日本では1970年代以降、森林の伐採活動が停滞し森林は成熟しつつある。したがって、若い林に生息する種の分布域は減少し、成熟した林に生息する種(成熟林種)の分布域は増加していると予測される。一方で、日本の夏鳥のうち多くが越冬する東南アジアの森林は、林業活動や農地の開発などによって大きく減少している。したがって、成熟林種のうち、夏鳥の分布域は減少する一方で、渡りを行なわない留鳥と漂鳥の分布域は増加していると予測される。自然環境基礎調査の二時期の結果を用いたところ、上記の予測を支持する結果を得た。土地利用の変化が生物多様性に及ぼす影響は、国土全域にまで及び、そして国境を越えて波及するだろう。

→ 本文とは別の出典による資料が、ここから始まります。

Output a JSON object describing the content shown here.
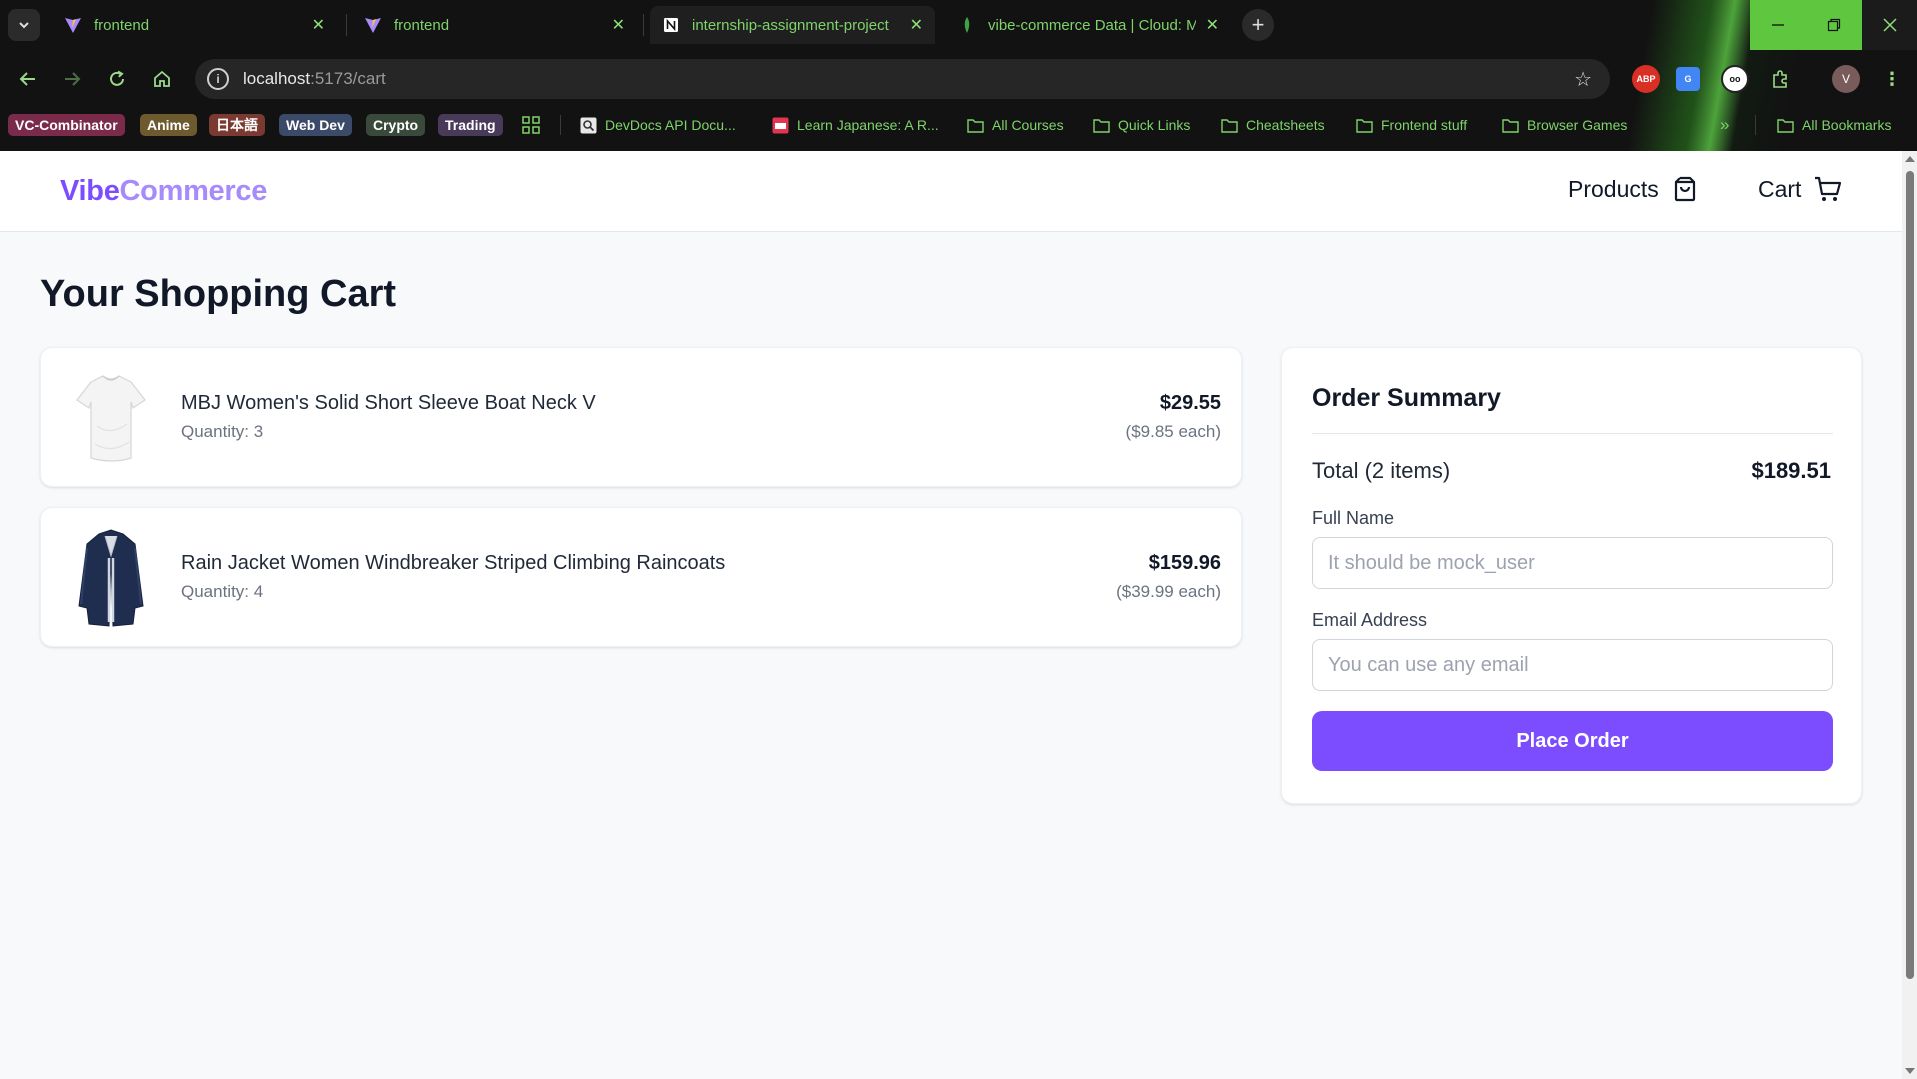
{
  "browser": {
    "tabs": [
      {
        "title": "frontend",
        "icon": "vite-icon"
      },
      {
        "title": "frontend",
        "icon": "vite-icon"
      },
      {
        "title": "internship-assignment-project",
        "icon": "notion-icon"
      },
      {
        "title": "vibe-commerce Data | Cloud: M",
        "icon": "mongodb-icon"
      }
    ],
    "url_host": "localhost",
    "url_path": ":5173/cart",
    "bookmarks": {
      "chips": [
        {
          "label": "VC-Combinator",
          "bg": "#7a2a4a",
          "fg": "#ffffff"
        },
        {
          "label": "Anime",
          "bg": "#6e5a2f",
          "fg": "#ffffff"
        },
        {
          "label": "日本語",
          "bg": "#7a3a32",
          "fg": "#ffffff"
        },
        {
          "label": "Web Dev",
          "bg": "#3c4a6a",
          "fg": "#ffffff"
        },
        {
          "label": "Crypto",
          "bg": "#3a4a3a",
          "fg": "#ffffff"
        },
        {
          "label": "Trading",
          "bg": "#4a3a5a",
          "fg": "#ffffff"
        }
      ],
      "links": [
        {
          "label": "DevDocs API Docu...",
          "icon": "devdocs-icon"
        },
        {
          "label": "Learn Japanese: A R...",
          "icon": "tofugu-icon"
        },
        {
          "label": "All Courses",
          "icon": "folder-icon"
        },
        {
          "label": "Quick Links",
          "icon": "folder-icon"
        },
        {
          "label": "Cheatsheets",
          "icon": "folder-icon"
        },
        {
          "label": "Frontend stuff",
          "icon": "folder-icon"
        },
        {
          "label": "Browser Games",
          "icon": "folder-icon"
        }
      ],
      "all_bookmarks": "All Bookmarks"
    },
    "extensions": {
      "abp": "ABP",
      "profile": "V"
    }
  },
  "site": {
    "logo_part1": "Vibe",
    "logo_part2": "Commerce",
    "nav": {
      "products": "Products",
      "cart": "Cart"
    }
  },
  "cart": {
    "title": "Your Shopping Cart",
    "items": [
      {
        "name": "MBJ Women's Solid Short Sleeve Boat Neck V",
        "quantity": "Quantity: 3",
        "price": "$29.55",
        "each": "($9.85 each)"
      },
      {
        "name": "Rain Jacket Women Windbreaker Striped Climbing Raincoats",
        "quantity": "Quantity: 4",
        "price": "$159.96",
        "each": "($39.99 each)"
      }
    ]
  },
  "summary": {
    "title": "Order Summary",
    "total_label": "Total (2 items)",
    "total_value": "$189.51",
    "name_label": "Full Name",
    "name_placeholder": "It should be mock_user",
    "email_label": "Email Address",
    "email_placeholder": "You can use any email",
    "button": "Place Order"
  },
  "colors": {
    "accent": "#7c4dff",
    "accent_light": "#a78bfa",
    "chrome_green": "#7fd36b"
  }
}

次に、自然環境基礎調査の一時期の結果を用い、成熟林種の種数、葉層で採食を行なう種の種数、果実食の種の種数に対する、土地利用、気候、地形の影響を検討した。後者の2タイプの種数は、森林性鳥類が有する2つの主要な生態的機能(植食性昆虫の捕食と種子散布)の量の指標となるだろう。3タイプの種数で結果は類似しており、気温の増加は温暖な地域で天然林の減少を通して種数を減少させていると考えられた。種数は気温が中程度の地域で最大となったが、これは生産性が比較的高く、天然林の減少が進行していないためだろう。現在および未来の生物多様性とその機能はこの地域に依存しているだろう。